Examining the black-backed woodpecker to explain the effects of harvesting and climate change in Quebec’s boreal forest
What can the black-backed woodpecker (BBWO) tell us about changing biodiversity in Canadian forests?
The article “Harvesting interacts with climate change to affect future habitat quality of a focal species in eastern Canada’s boreal forest” by Junior A. Tremblay and his team at Environment and Climate Change Canada (ECCC) and colleagues at Natural Resources Canada (NRCan) was published in February 2018. It examined this question by delving into the effects of climate change and forest harvesting on life in the boreal forest of central Quebec.
Tremblay’s study focused on the black-backed woodpecker, which was chosen for examination as it represents a “focal species” - one that is representative of Eastern Canadian biodiversity associated with coniferous forests.

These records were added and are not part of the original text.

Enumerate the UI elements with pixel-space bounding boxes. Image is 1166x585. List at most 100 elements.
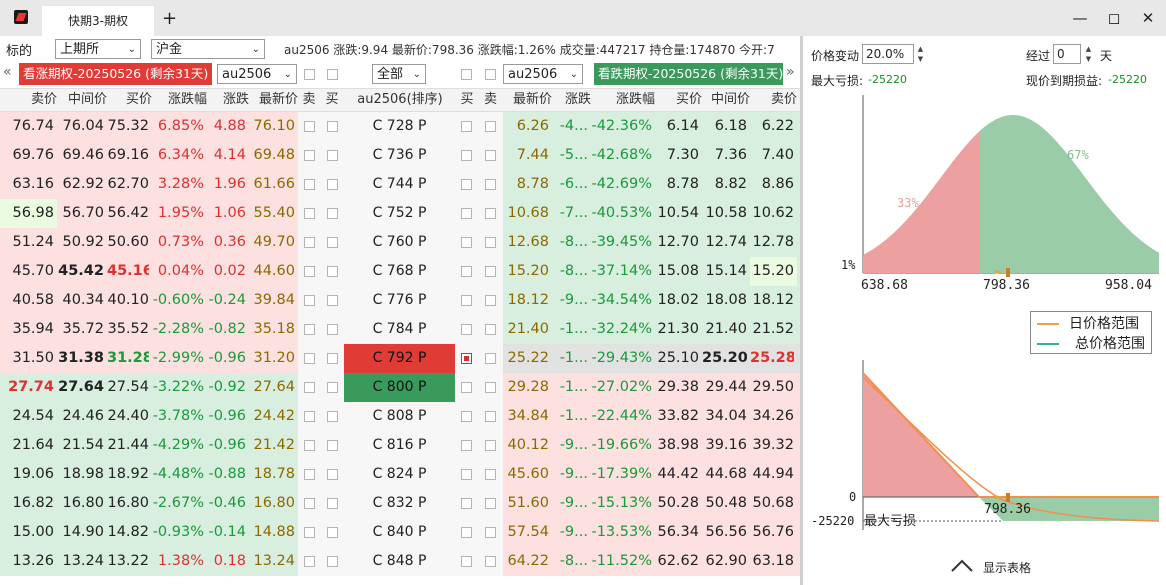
call-sell-checkbox[interactable] (304, 266, 315, 277)
put-sell-checkbox[interactable] (485, 382, 496, 393)
scope-select[interactable]: 全部 ⌄ (372, 64, 426, 84)
put-buy-checkbox[interactable] (461, 295, 472, 306)
table-row[interactable]: 51.24 50.92 50.60 0.73% 0.36 49.70 12.68 -8... -… (0, 228, 800, 257)
tab-options[interactable]: 快期3-期权 (42, 6, 154, 36)
put-buy-checkbox[interactable] (461, 353, 472, 364)
price-change-stepper[interactable]: ▲ ▼ (914, 44, 927, 64)
call-sell-checkbox[interactable] (304, 237, 315, 248)
put-buy-checkbox[interactable] (461, 208, 472, 219)
strike-cell[interactable]: C 792 P (344, 344, 455, 373)
days-input[interactable]: 0 (1053, 44, 1081, 64)
call-buy-checkbox[interactable] (327, 440, 338, 451)
table-row[interactable]: 16.82 16.80 16.80 -2.67% -0.46 16.80 51.60 -9..… (0, 489, 800, 518)
strike-cell[interactable]: C 776 P (344, 286, 455, 315)
call-column-header[interactable]: 买价 (107, 88, 152, 112)
put-buy-checkbox[interactable] (461, 266, 472, 277)
put-sell-checkbox[interactable] (485, 440, 496, 451)
call-buy-checkbox[interactable] (327, 121, 338, 132)
put-sell-checkbox[interactable] (485, 121, 496, 132)
table-row[interactable]: 13.26 13.24 13.22 1.38% 0.18 13.24 64.22 -8... -… (0, 547, 800, 576)
call-buy-checkbox[interactable] (327, 382, 338, 393)
call-column-header[interactable]: 涨跌幅 (152, 88, 207, 112)
call-buy-checkbox[interactable] (327, 411, 338, 422)
strike-cell[interactable]: C 744 P (344, 170, 455, 199)
table-row[interactable]: 24.54 24.46 24.40 -3.78% -0.96 24.42 34.84 -1..… (0, 402, 800, 431)
call-buy-checkbox[interactable] (327, 527, 338, 538)
put-sell-checkbox[interactable] (485, 208, 496, 219)
maximize-icon[interactable]: ◻ (1104, 8, 1124, 28)
put-buy-checkbox[interactable] (461, 150, 472, 161)
days-stepper[interactable]: ▲ ▼ (1082, 44, 1095, 64)
call-sell-checkbox[interactable] (304, 498, 315, 509)
table-row[interactable]: 76.74 76.04 75.32 6.85% 4.88 76.10 6.26 -4... -4… (0, 112, 800, 141)
strike-cell[interactable]: C 824 P (344, 460, 455, 489)
put-sell-all-checkbox[interactable] (485, 69, 496, 80)
call-sell-checkbox[interactable] (304, 353, 315, 364)
call-buy-checkbox[interactable] (327, 266, 338, 277)
call-buy-checkbox[interactable] (327, 353, 338, 364)
put-buy-checkbox[interactable] (461, 440, 472, 451)
table-row[interactable]: 19.06 18.98 18.92 -4.48% -0.88 18.78 45.60 -9..… (0, 460, 800, 489)
table-row[interactable]: 63.16 62.92 62.70 3.28% 1.96 61.66 8.78 -6... -4… (0, 170, 800, 199)
put-sell-checkbox[interactable] (485, 266, 496, 277)
call-column-header[interactable]: 最新价 (249, 88, 298, 112)
scroll-left-icon[interactable]: « (3, 64, 12, 80)
put-sell-checkbox[interactable] (485, 527, 496, 538)
strike-cell[interactable]: C 736 P (344, 141, 455, 170)
call-buy-checkbox[interactable] (327, 237, 338, 248)
strike-cell[interactable]: C 832 P (344, 489, 455, 518)
call-buy-checkbox[interactable] (327, 498, 338, 509)
call-sell-checkbox[interactable] (304, 150, 315, 161)
put-buy-checkbox[interactable] (461, 527, 472, 538)
price-change-input[interactable]: 20.0% (862, 44, 914, 64)
table-row[interactable]: 56.98 56.70 56.42 1.95% 1.06 55.40 10.68 -7... -… (0, 199, 800, 228)
call-sell-checkbox[interactable] (304, 179, 315, 190)
call-buy-checkbox[interactable] (327, 295, 338, 306)
call-buy-checkbox[interactable] (327, 208, 338, 219)
close-icon[interactable]: ✕ (1138, 8, 1158, 28)
put-sell-checkbox[interactable] (485, 498, 496, 509)
strike-cell[interactable]: C 840 P (344, 518, 455, 547)
call-sell-checkbox[interactable] (304, 121, 315, 132)
put-sell-checkbox[interactable] (485, 411, 496, 422)
strike-cell[interactable]: C 808 P (344, 402, 455, 431)
call-buy-checkbox[interactable] (327, 179, 338, 190)
new-tab-button[interactable]: + (162, 8, 177, 30)
put-column-header[interactable]: 卖 (478, 88, 503, 112)
call-sell-checkbox[interactable] (304, 295, 315, 306)
call-sell-checkbox[interactable] (304, 411, 315, 422)
exchange-select[interactable]: 上期所 ⌄ (55, 39, 141, 59)
strike-cell[interactable]: C 728 P (344, 112, 455, 141)
put-buy-checkbox[interactable] (461, 121, 472, 132)
call-column-header[interactable]: 卖价 (0, 88, 57, 112)
chevron-up-icon[interactable] (950, 557, 974, 573)
put-sell-checkbox[interactable] (485, 469, 496, 480)
call-column-header[interactable]: 中间价 (57, 88, 107, 112)
table-row[interactable]: 21.64 21.54 21.44 -4.29% -0.96 21.42 40.12 -9..… (0, 431, 800, 460)
put-sell-checkbox[interactable] (485, 150, 496, 161)
put-sell-checkbox[interactable] (485, 324, 496, 335)
call-sell-checkbox[interactable] (304, 324, 315, 335)
call-column-header[interactable]: 买 (320, 88, 344, 112)
table-row[interactable]: 35.94 35.72 35.52 -2.28% -0.82 35.18 21.40 -1..… (0, 315, 800, 344)
put-buy-checkbox[interactable] (461, 556, 472, 567)
strike-cell[interactable]: C 800 P (344, 373, 455, 402)
table-row[interactable]: 27.74 27.64 27.54 -3.22% -0.92 27.64 29.28 -1..… (0, 373, 800, 402)
strike-cell[interactable]: C 816 P (344, 431, 455, 460)
put-buy-checkbox[interactable] (461, 469, 472, 480)
put-contract-select[interactable]: au2506 ⌄ (503, 64, 583, 84)
table-row[interactable]: 15.00 14.90 14.82 -0.93% -0.14 14.88 57.54 -9..… (0, 518, 800, 547)
put-buy-checkbox[interactable] (461, 382, 472, 393)
put-buy-checkbox[interactable] (461, 498, 472, 509)
strike-cell[interactable]: C 760 P (344, 228, 455, 257)
call-sell-checkbox[interactable] (304, 556, 315, 567)
strike-cell[interactable]: C 848 P (344, 547, 455, 576)
put-column-header[interactable]: 买 (456, 88, 478, 112)
call-column-header[interactable]: 涨跌 (207, 88, 249, 112)
call-buy-all-checkbox[interactable] (327, 69, 338, 80)
put-column-header[interactable]: 涨跌 (552, 88, 591, 112)
put-buy-checkbox[interactable] (461, 411, 472, 422)
put-column-header[interactable]: 买价 (655, 88, 702, 112)
call-buy-checkbox[interactable] (327, 469, 338, 480)
put-sell-checkbox[interactable] (485, 353, 496, 364)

The authors explain that projections in black-backed woodpecker population over time can be used to help understand the impact of climate change on boreal forests more generally.

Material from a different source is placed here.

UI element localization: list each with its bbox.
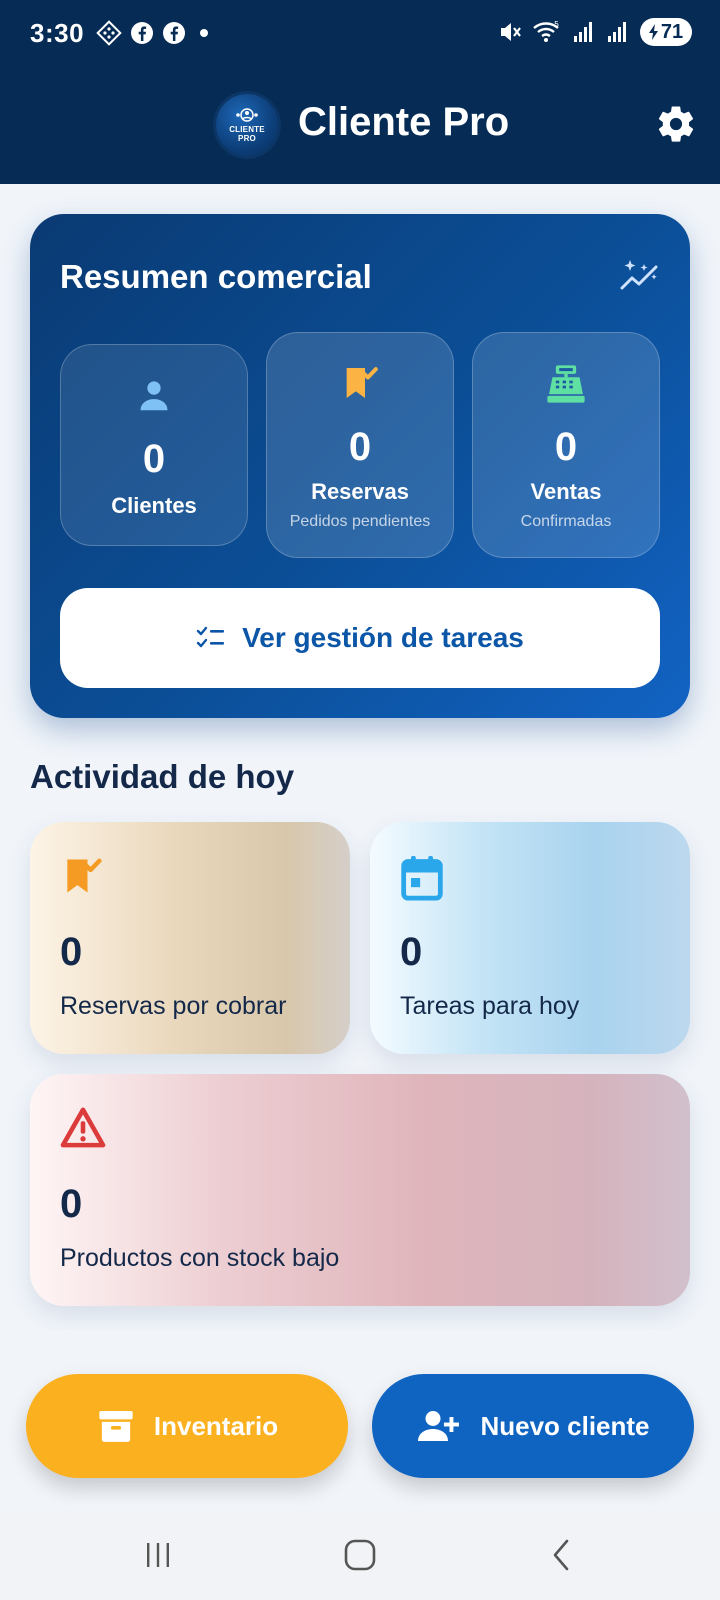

Modelling used by the authors showed that climate change would be detrimental to these woodpeckers. Under the “worst-case” climate change scenario, there could be a potential 92% productivity decline in this bird species by the year 2100. The authors describe these climate-driven changes in woodpecker productivity by 2100 as “very significant.” They note that the changing climate could lead to more severe weather including a longer fire season. While increased fires may benefit the woodpecker in the short-term (since the species tends to forage on recently dead wood), by the end of the simulation period fires could lead to younger deciduous forests replacing coniferous forests, which black-backed woodpeckers need to survive.

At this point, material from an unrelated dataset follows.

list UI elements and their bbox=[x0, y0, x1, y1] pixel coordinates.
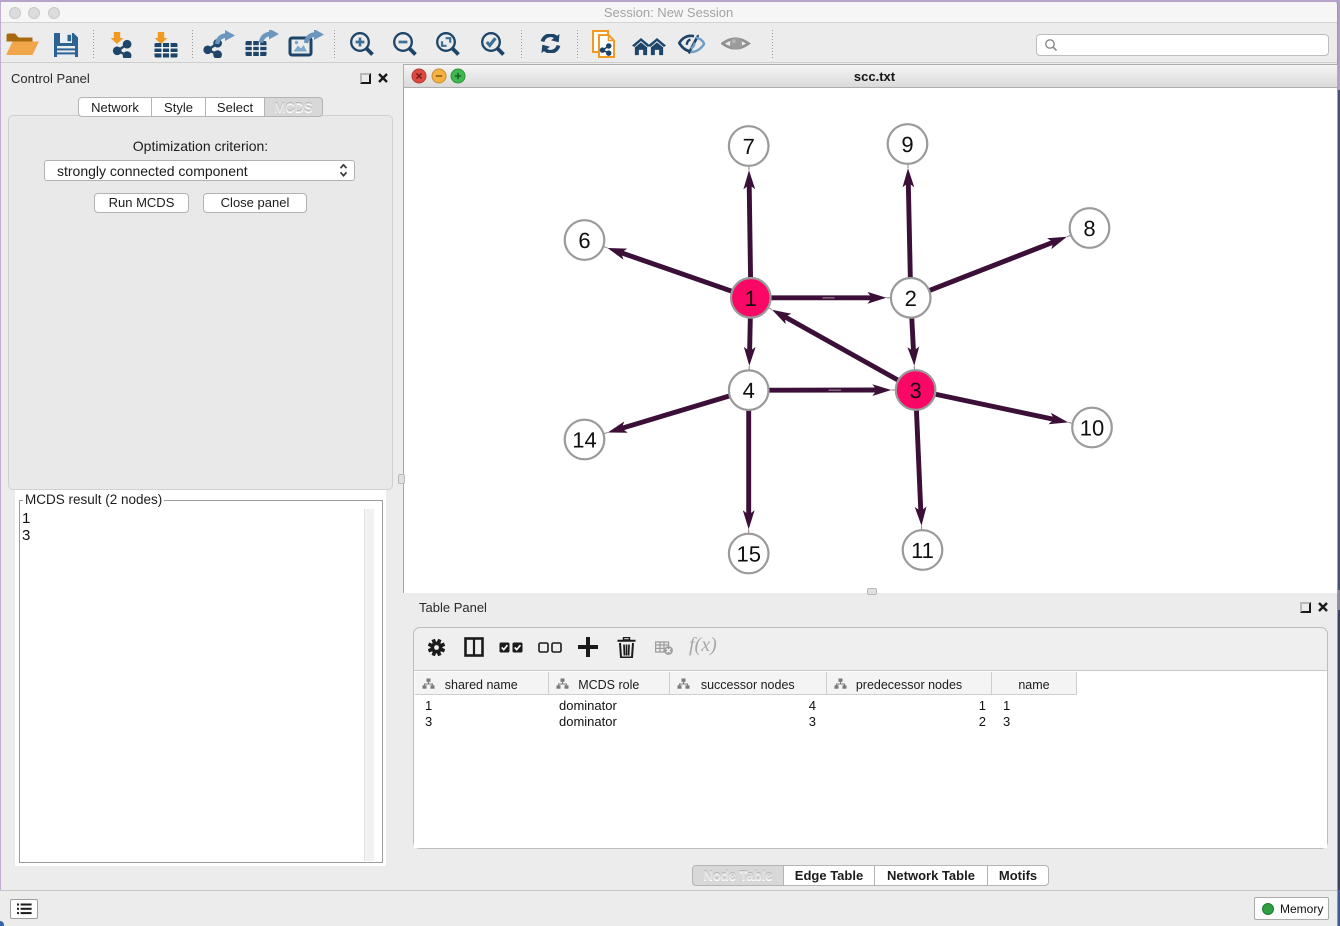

The study also found, however, that forest harvesting, not climate change, is the single most important driver of change on black-backed woodpecker before 2080 in the “worst-case” climate change scenarios. Even with no changes in climate, forest harvesting would cause a decrease in their productivity by 69% by the year 2100.
The authors describe this result as “striking,” and contrary to their expectations that harvesting would have less impact than climate change. They suggest the result may be due to high harvesting rates in the area covered by this study, especially since the harvesting rate of future simulations is based on the last 20 years.
It is important to note that the combination of climate change and forest harvesting would be most devastating.
“Our simulations suggest that the cumulative impacts of forest harvesting and climate change on the forest ecosystem will cause major reductions in the availability of future BBWO [woodpecker] habitat, with the potential productivity of this focal species being more severely reduced under stronger anthropogenic climate forcing. Among other impacts, climate change would impose changes in the relative importance of available habitat types for BBWO potential productivity” (Tremblay et. al., 2018)
Further studies currently undertaken in Alberta on more than 100 different boreal bird species show the same broad trends as the study of black-backed woodpecker in Quebec. The authors also hope to simulate different scenarios with the goal of understanding the impacts on a variety of other species across the country, including Species at Risk.